For which $x \in \mathbb{R}$ is the inequality $x^2-5x - 6\ge 0$ true?

Question

The inequality is: $$x^{2}-5x - 6 \geq 0. $$

I know this sounds like a stupid question, but via just guessing and checking I got, that $$3 \leq x \leq 0$$

but I am unsure how to formulate a proper proof

Answer 1

Factorize the quadratic: we have $x^2-5x-6=(x-6)(x+1)$. If $a$ and $b$ are real numbers, then $ab\ge0$ if and only if either both $a,b\ge0$ or $a,b\le0$. So $x^2-5x-6\ge0$ if $x-6,x+1\ge0$ or $x-6,x+1\le0$, or in other words, if $x\ge6$ or if $x\le-1$.

Answer 2

$x^2-5x-6=(x-6)(x+1)\geq 0$

Then both $(x-6),(x+1)\geq 0$ or $(x-6),(x+1)\leq 0$ i.e $x\in [6,\infty)$ or $x\in (-\infty ,-1]$

Answer 3

Use the quadratic equation formulas and factor the terms as:

$$(x-\rho_1)(x-\rho_2) \ge 0$$

(assume $\rho_1 \le \rho_2$)

Then for this product to be greater or equal to zero we have:

1. $x=\rho_1$ or $x=\rho_2$ (equal to zero)
2. or each term must be positive, i.e $x > \rho_2$
3. or each must be negative. i.e $x < \rho_1$

so all in all

$$ x \le \rho_1$$

or

$$x \ge \rho_2$$

solve and substitue $\rho_1, \rho_2$ with the actual roots and there it is!

Answer 4

First factorize the quadratic equation, or solve it. By factorizing you will get (x-6)(x+1). So at x=6,-1 the quadratic will give an value zero.

Shortcut: Now just see whether the sign of the second degree term is positive or negative. If its positive then the parabola of the quadratic opens upwards and hence the quadratic will have <0 values between -1 and 6, (if 2nd degree term is negative which is not in this case, the parabola will open downwards and the inequality would be true only between -1 and 6.)

Now you want to know where the this equation is greater than or equal to zero. (We know where the equation is equal to zero at 6,-1)

To know where the equation is greater than zero, just take out the range of values for which the equation is less than zero, and remove them from the domain.
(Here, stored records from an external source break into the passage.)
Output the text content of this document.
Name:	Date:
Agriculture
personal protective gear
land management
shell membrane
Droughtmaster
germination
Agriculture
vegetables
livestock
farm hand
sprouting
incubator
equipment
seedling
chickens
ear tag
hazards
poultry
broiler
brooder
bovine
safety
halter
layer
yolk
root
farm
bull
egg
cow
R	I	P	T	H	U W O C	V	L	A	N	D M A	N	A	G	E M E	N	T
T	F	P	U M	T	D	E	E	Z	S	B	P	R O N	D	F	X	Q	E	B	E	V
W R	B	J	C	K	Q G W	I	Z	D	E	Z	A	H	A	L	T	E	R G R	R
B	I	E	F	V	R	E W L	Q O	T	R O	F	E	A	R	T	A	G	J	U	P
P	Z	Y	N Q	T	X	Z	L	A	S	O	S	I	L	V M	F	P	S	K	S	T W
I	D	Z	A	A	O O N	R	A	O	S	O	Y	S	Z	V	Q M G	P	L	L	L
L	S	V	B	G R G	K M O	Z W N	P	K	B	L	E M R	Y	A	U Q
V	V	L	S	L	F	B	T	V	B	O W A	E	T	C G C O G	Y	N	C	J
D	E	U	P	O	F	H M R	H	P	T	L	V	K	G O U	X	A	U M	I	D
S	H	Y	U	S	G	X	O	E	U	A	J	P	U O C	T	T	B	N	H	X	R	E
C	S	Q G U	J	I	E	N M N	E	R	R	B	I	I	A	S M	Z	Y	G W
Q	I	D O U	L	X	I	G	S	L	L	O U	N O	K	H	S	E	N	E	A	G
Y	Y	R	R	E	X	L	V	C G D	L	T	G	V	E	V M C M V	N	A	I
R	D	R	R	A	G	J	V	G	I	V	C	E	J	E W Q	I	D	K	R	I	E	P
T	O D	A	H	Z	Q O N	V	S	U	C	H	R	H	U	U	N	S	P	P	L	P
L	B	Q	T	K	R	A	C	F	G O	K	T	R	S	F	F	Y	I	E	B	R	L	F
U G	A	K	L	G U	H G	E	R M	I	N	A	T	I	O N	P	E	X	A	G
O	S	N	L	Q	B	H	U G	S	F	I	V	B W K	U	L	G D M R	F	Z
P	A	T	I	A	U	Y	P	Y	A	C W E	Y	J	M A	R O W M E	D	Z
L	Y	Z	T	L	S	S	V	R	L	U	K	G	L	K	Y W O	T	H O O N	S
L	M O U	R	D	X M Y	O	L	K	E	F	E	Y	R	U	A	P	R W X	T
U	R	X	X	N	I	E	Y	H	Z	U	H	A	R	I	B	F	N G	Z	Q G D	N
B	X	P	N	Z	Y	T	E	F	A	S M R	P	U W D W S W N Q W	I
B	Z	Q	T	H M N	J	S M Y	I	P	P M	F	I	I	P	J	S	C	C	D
Your domain where the inequality is true is ready.

Now to know where the equation goes below zero, its very easy just differentiate and you will know where the inequality decreases and increases.(You already know where the equation is =0. So now just draw a graph which will be a parabola opening upwards intersecting the x axis at -1 and 6. From the parabola it would be very clear were the equation is less than zero.

(-1,6)_domain where the inequality will not be valid since the quadratic will be less than zero. So for R-(-1,6) this inequality is valid.